Dear Dave, All Athletes Are Not Created Equal

Someone please check Dave Tippett for fever. Surely, he is delirious. How else do you explain demoting the man who is not just your best player, but your only true superstar, and the face of your franchise to the fourth line? That ought to be a fireable (is that a word?) offense!

Lookit. This notion that all athletes are created equal is just poppycock. We all know better. There are the worker bees, the stars, the superstars, and the transcendent athletes. Mike Modano, arguably the greatest American-born offensive player in NHL history, is, for the Dallas Stars at least, a transcendent player.

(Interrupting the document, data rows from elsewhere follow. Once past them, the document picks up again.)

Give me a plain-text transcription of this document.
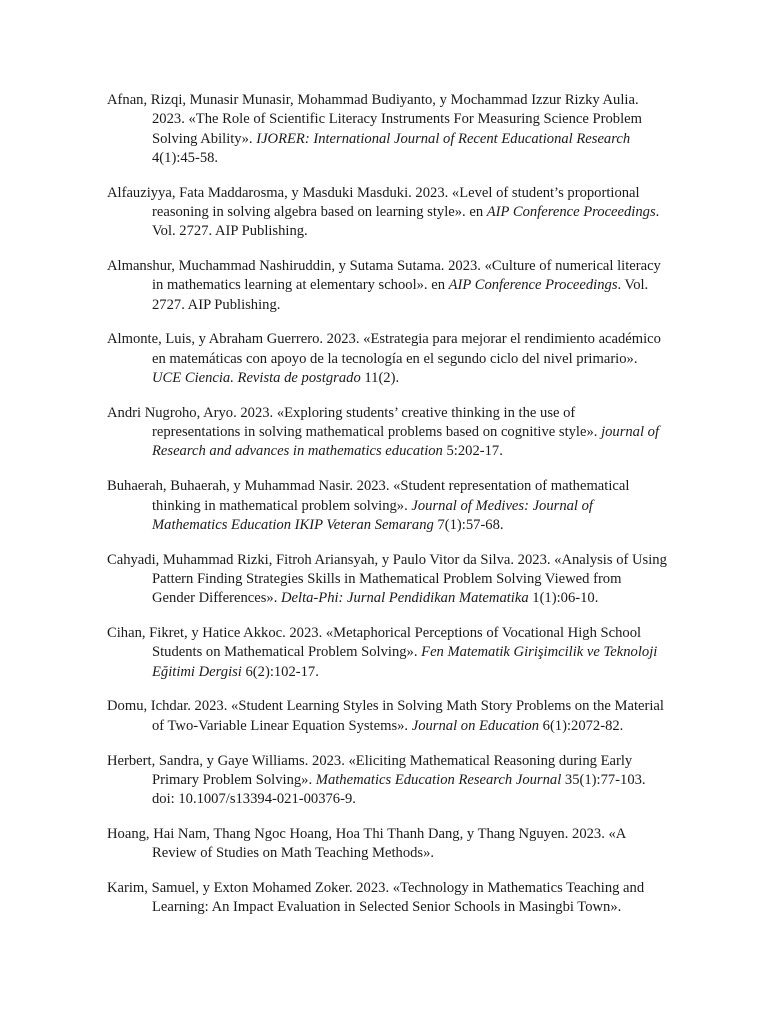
Afnan, Rizqi, Munasir Munasir, Mohammad Budiyanto, y Mochammad Izzur Rizky Aulia. 2023. «The Role of Scientific Literacy Instruments For Measuring Science Problem Solving Ability». IJORER: International Journal of Recent Educational Research 4(1):45-58.

Alfauziyya, Fata Maddarosma, y Masduki Masduki. 2023. «Level of student’s proportional reasoning in solving algebra based on learning style». en AIP Conference Proceedings. Vol. 2727. AIP Publishing.

Almanshur, Muchammad Nashiruddin, y Sutama Sutama. 2023. «Culture of numerical literacy in mathematics learning at elementary school». en AIP Conference Proceedings. Vol. 2727. AIP Publishing.

Almonte, Luis, y Abraham Guerrero. 2023. «Estrategia para mejorar el rendimiento académico en matemáticas con apoyo de la tecnología en el segundo ciclo del nivel primario». UCE Ciencia. Revista de postgrado 11(2).

Andri Nugroho, Aryo. 2023. «Exploring students’ creative thinking in the use of representations in solving mathematical problems based on cognitive style». journal of Research and advances in mathematics education 5:202-17.

Buhaerah, Buhaerah, y Muhammad Nasir. 2023. «Student representation of mathematical thinking in mathematical problem solving». Journal of Medives: Journal of Mathematics Education IKIP Veteran Semarang 7(1):57-68.

Cahyadi, Muhammad Rizki, Fitroh Ariansyah, y Paulo Vitor da Silva. 2023. «Analysis of Using Pattern Finding Strategies Skills in Mathematical Problem Solving Viewed from Gender Differences». Delta-Phi: Jurnal Pendidikan Matematika 1(1):06-10.

Cihan, Fikret, y Hatice Akkoc. 2023. «Metaphorical Perceptions of Vocational High School Students on Mathematical Problem Solving». Fen Matematik Girişimcilik ve Teknoloji Eğitimi Dergisi 6(2):102-17.

Domu, Ichdar. 2023. «Student Learning Styles in Solving Math Story Problems on the Material of Two-Variable Linear Equation Systems». Journal on Education 6(1):2072-82.

Herbert, Sandra, y Gaye Williams. 2023. «Eliciting Mathematical Reasoning during Early Primary Problem Solving». Mathematics Education Research Journal 35(1):77-103. doi: 10.1007/s13394-021-00376-9.

Hoang, Hai Nam, Thang Ngoc Hoang, Hoa Thi Thanh Dang, y Thang Nguyen. 2023. «A Review of Studies on Math Teaching Methods».

Karim, Samuel, y Exton Mohamed Zoker. 2023. «Technology in Mathematics Teaching and Learning: An Impact Evaluation in Selected Senior Schools in Masingbi Town».
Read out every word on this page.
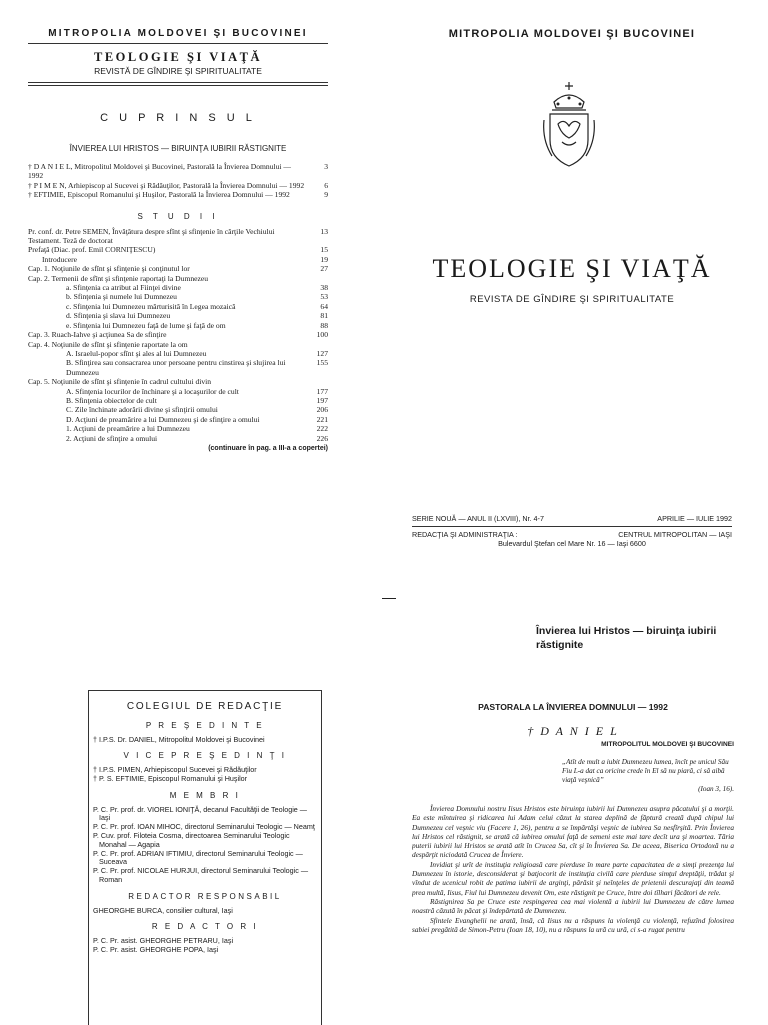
MITROPOLIA MOLDOVEI ŞI BUCOVINEI
TEOLOGIE ŞI VIAŢĂ
REVISTĂ DE GÎNDIRE ŞI SPIRITUALITATE
C U P R I N S U L
ÎNVIEREA LUI HRISTOS — BIRUINŢA IUBIRII RĂSTIGNITE
† D A N I E L, Mitropolitul Moldovei şi Bucovinei, Pastorală la Învierea Domnului — 1992
3
† P I M E N, Arhiepiscop al Sucevei şi Rădăuţilor, Pastorală la Învierea Domnului — 1992	6
† EFTIMIE, Episcopul Romanului şi Huşilor, Pastorală la Învierea Domnului — 1992	9
S T U D I I
Pr. conf. dr. Petre SEMEN, Învăţătura despre sfînt şi sfinţenie în cărţile Vechiului Testament. Teză de doctorat
13
Prefaţă (Diac. prof. Emil CORNIŢESCU)	15
Introducere	19
Cap. 1. Noţiunile de sfînt şi sfinţenie şi conţinutul lor	27
Cap. 2. Termenii de sfînt şi sfinţenie raportaţi la Dumnezeu
a. Sfinţenia ca atribut al Fiinţei divine	38
b. Sfinţenia şi numele lui Dumnezeu	53
c. Sfinţenia lui Dumnezeu mărturisită în Legea mozaică	64
d. Sfinţenia şi slava lui Dumnezeu	81
e. Sfinţenia lui Dumnezeu faţă de lume şi faţă de om	88
Cap. 3. Ruach-Iahve şi acţiunea Sa de sfinţire	100
Cap. 4. Noţiunile de sfînt şi sfinţenie raportate la om
A. Israelul-popor sfînt şi ales al lui Dumnezeu	127
B. Sfinţirea sau consacrarea unor persoane pentru cinstirea şi slujirea lui Dumnezeu
155
Cap. 5. Noţiunile de sfînt şi sfinţenie în cadrul cultului divin
A. Sfinţenia locurilor de închinare şi a locaşurilor de cult	177
B. Sfinţenia obiectelor de cult	197
C. Zile închinate adorării divine şi sfinţirii omului	206
D. Acţiuni de preamărire a lui Dumnezeu şi de sfinţire a omului	221
1. Acţiuni de preamărire a lui Dumnezeu	222
2. Acţiuni de sfinţire a omului	226
(continuare în pag. a III-a a copertei)
MITROPOLIA MOLDOVEI ŞI BUCOVINEI
TEOLOGIE ŞI VIAŢĂ
REVISTA DE GÎNDIRE ŞI SPIRITUALITATE
SERIE NOUĂ — ANUL II (LXVIII), Nr. 4-7	APRILIE — IULIE 1992
REDACŢIA ŞI ADMINISTRAŢIA :	CENTRUL MITROPOLITAN — IAŞI
Bulevardul Ştefan cel Mare Nr. 16 — Iaşi 6600
Învierea lui Hristos — biruinţa iubirii răstignite
COLEGIUL DE REDACŢIE
P R E Ş E D I N T E
† I.P.S. Dr. DANIEL, Mitropolitul Moldovei şi Bucovinei
V I C E P R E Ş E D I N Ţ I
† I.P.S. PIMEN, Arhiepiscopul Sucevei şi Rădăuţilor
† P. S. EFTIMIE, Episcopul Romanului şi Huşilor
M E M B R I
P. C. Pr. prof. dr. VIOREL IONIŢĂ, decanul Facultăţii de Teologie — Iaşi
P. C. Pr. prof. IOAN MIHOC, directorul Seminarului Teologic — Neamţ
P. Cuv. prof. Filoteia Cosma, directoarea Seminarului Teologic Monahal — Agapia
P. C. Pr. prof. ADRIAN IFTIMIU, directorul Seminarului Teologic — Suceava
P. C. Pr. prof. NICOLAE HURJUI, directorul Seminarului Teologic — Roman
REDACTOR RESPONSABIL
GHEORGHE BURCA, consilier cultural, Iaşi
R E D A C T O R I
P. C. Pr. asist. GHEORGHE PETRARU, Iaşi
P. C. Pr. asist. GHEORGHE POPA, Iaşi
PASTORALA LA ÎNVIEREA DOMNULUI — 1992
† D A N I E L
MITROPOLITUL MOLDOVEI ŞI BUCOVINEI
„Atît de mult a iubit Dumnezeu lumea, încît pe unicul Său Fiu L-a dat ca oricine crede în El să nu piară, ci să aibă viaţă veşnică”
(Ioan 3, 16).

Învierea Domnului nostru Iisus Hristos este biruinţa iubirii lui Dumnezeu asupra păcatului şi a morţii. Ea este mîntuirea şi ridicarea lui Adam celui căzut la starea deplină de făptură creată după chipul lui Dumnezeu cel veşnic viu (Facere 1, 26), pentru a se împărtăşi veşnic de iubirea Sa nesfîrşită. Prin Învierea lui Hristos cel răstignit, se arată că iubirea omului faţă de semeni este mai tare decît ura şi moartea. Tăria puterii iubirii lui Hristos se arată atît în Crucea Sa, cît şi în Învierea Sa. De aceea, Biserica Ortodoxă nu a despărţit niciodată Crucea de Înviere.

Invidiat şi urît de instituţia religioasă care pierduse în mare parte capacitatea de a simţi prezenţa lui Dumnezeu în istorie, desconsiderat şi batjocorit de instituţia civilă care pierduse simţul dreptăţii, trădat şi vîndut de ucenicul robit de patima iubirii de arginţi, părăsit şi neînţeles de prietenii descurajaţi din teamă prea multă, Iisus, Fiul lui Dumnezeu devenit Om, este răstignit pe Cruce, între doi tîlhari făcători de rele.

Răstignirea Sa pe Cruce este respingerea cea mai violentă a iubirii lui Dumnezeu de către lumea noastră căzută în păcat şi îndepărtată de Dumnezeu.

Sfintele Evanghelii ne arată, însă, că Iisus nu a răspuns la violenţă cu violenţă, refuzînd folosirea sabiei pregătită de Simon-Petru (Ioan 18, 10), nu a răspuns la ură cu ură, ci s-a rugat pentru
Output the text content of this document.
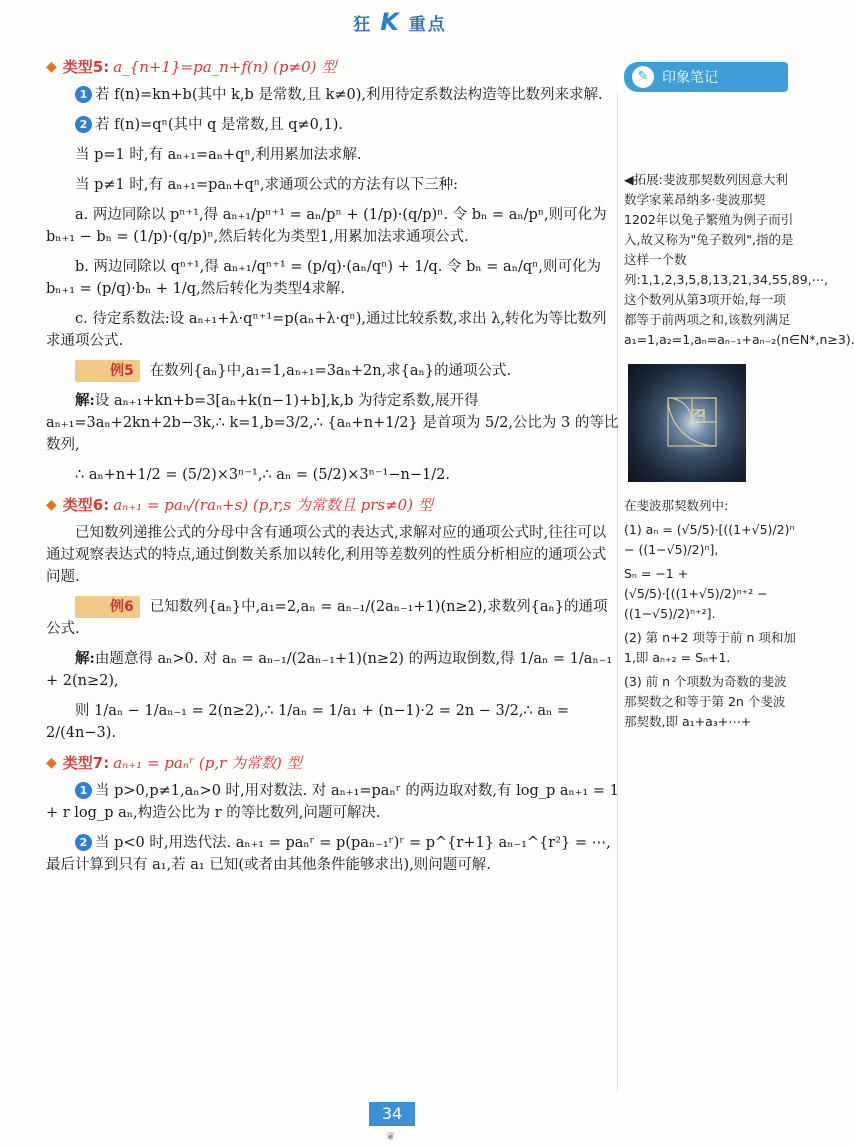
狂 K 重点
◆ 类型5: a_{n+1}=pa_n+f(n) (p≠0) 型

1 若 f(n)=kn+b(其中 k,b 是常数,且 k≠0),利用待定系数法构造等比数列来求解.

2 若 f(n)=qⁿ(其中 q 是常数,且 q≠0,1).

当 p=1 时,有 aₙ₊₁=aₙ+qⁿ,利用累加法求解.

当 p≠1 时,有 aₙ₊₁=paₙ+qⁿ,求通项公式的方法有以下三种:

a. 两边同除以 pⁿ⁺¹,得 aₙ₊₁/pⁿ⁺¹ = aₙ/pⁿ + (1/p)·(q/p)ⁿ. 令 bₙ = aₙ/pⁿ,则可化为 bₙ₊₁ − bₙ = (1/p)·(q/p)ⁿ,然后转化为类型1,用累加法求通项公式.

b. 两边同除以 qⁿ⁺¹,得 aₙ₊₁/qⁿ⁺¹ = (p/q)·(aₙ/qⁿ) + 1/q. 令 bₙ = aₙ/qⁿ,则可化为 bₙ₊₁ = (p/q)·bₙ + 1/q,然后转化为类型4求解.

c. 待定系数法:设 aₙ₊₁+λ·qⁿ⁺¹=p(aₙ+λ·qⁿ),通过比较系数,求出 λ,转化为等比数列求通项公式.

例5 在数列{aₙ}中,a₁=1,aₙ₊₁=3aₙ+2n,求{aₙ}的通项公式.

解:设 aₙ₊₁+kn+b=3[aₙ+k(n−1)+b],k,b 为待定系数,展开得 aₙ₊₁=3aₙ+2kn+2b−3k,∴ k=1,b=3/2,∴ {aₙ+n+1/2} 是首项为 5/2,公比为 3 的等比数列,

∴ aₙ+n+1/2 = (5/2)×3ⁿ⁻¹,∴ aₙ = (5/2)×3ⁿ⁻¹−n−1/2.

◆ 类型6: aₙ₊₁ = paₙ/(raₙ+s) (p,r,s 为常数且 prs≠0) 型

已知数列递推公式的分母中含有通项公式的表达式,求解对应的通项公式时,往往可以通过观察表达式的特点,通过倒数关系加以转化,利用等差数列的性质分析相应的通项公式问题.

例6 已知数列{aₙ}中,a₁=2,aₙ = aₙ₋₁/(2aₙ₋₁+1)(n≥2),求数列{aₙ}的通项公式.

解:由题意得 aₙ>0. 对 aₙ = aₙ₋₁/(2aₙ₋₁+1)(n≥2) 的两边取倒数,得 1/aₙ = 1/aₙ₋₁ + 2(n≥2),

则 1/aₙ − 1/aₙ₋₁ = 2(n≥2),∴ 1/aₙ = 1/a₁ + (n−1)·2 = 2n − 3/2,∴ aₙ = 2/(4n−3).

◆ 类型7: aₙ₊₁ = paₙʳ (p,r 为常数) 型

1 当 p>0,p≠1,aₙ>0 时,用对数法. 对 aₙ₊₁=paₙʳ 的两边取对数,有 log_p aₙ₊₁ = 1 + r log_p aₙ,构造公比为 r 的等比数列,问题可解决.

2 当 p<0 时,用迭代法. aₙ₊₁ = paₙʳ = p(paₙ₋₁ʳ)ʳ = p^{r+1} aₙ₋₁^{r²} = ⋯,最后计算到只有 a₁,若 a₁ 已知(或者由其他条件能够求出),则问题可解.

✎ 印象笔记

◀拓展:斐波那契数列因意大利数学家莱昂纳多·斐波那契1202年以兔子繁殖为例子而引入,故又称为"兔子数列",指的是这样一个数列:1,1,2,3,5,8,13,21,34,55,89,⋯,这个数列从第3项开始,每一项都等于前两项之和,该数列满足 a₁=1,a₂=1,aₙ=aₙ₋₁+aₙ₋₂(n∈N*,n≥3).

在斐波那契数列中:

(1) aₙ = (√5/5)·[((1+√5)/2)ⁿ − ((1−√5)/2)ⁿ],

Sₙ = −1 + (√5/5)·[((1+√5)/2)ⁿ⁺² − ((1−√5)/2)ⁿ⁺²].

(2) 第 n+2 项等于前 n 项和加1,即 aₙ₊₂ = Sₙ+1.

(3) 前 n 个项数为奇数的斐波那契数之和等于第 2n 个斐波那契数,即 a₁+a₃+⋯+

34
❦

Whenever the Stars do a radio spot or a TV spot or a billboard, who do you think they feature? When they take a prospective free agent to dinner, which player do you think they assign to schmooze with him? When they are trying to pump up season ticket sales, who do you think they promote? Mighty Mo is more than a nice player. He is the heart and soul of that team.

It was insulting enough a couple years ago when they ripped the "C" off his chest. Now, they decide to send him a "message" by demoting him? Moronic. And that excuse about putting him down there to work on his game is just as lame. How does a scorer improve his scoring by skating with a couple guys who are barely good enough to make the ice at that level?

You don't put Joe Montana on the scout team. You don't make Walter Payton or Michael Jordan come off the bench. And you don't friggin' send Mike Modano to the fourth line. And if you do...you should be a) fired, b) closely examined, and c) committed to the loony bin.

Good thing no one in Dallas really gives a damn about hockey anyway.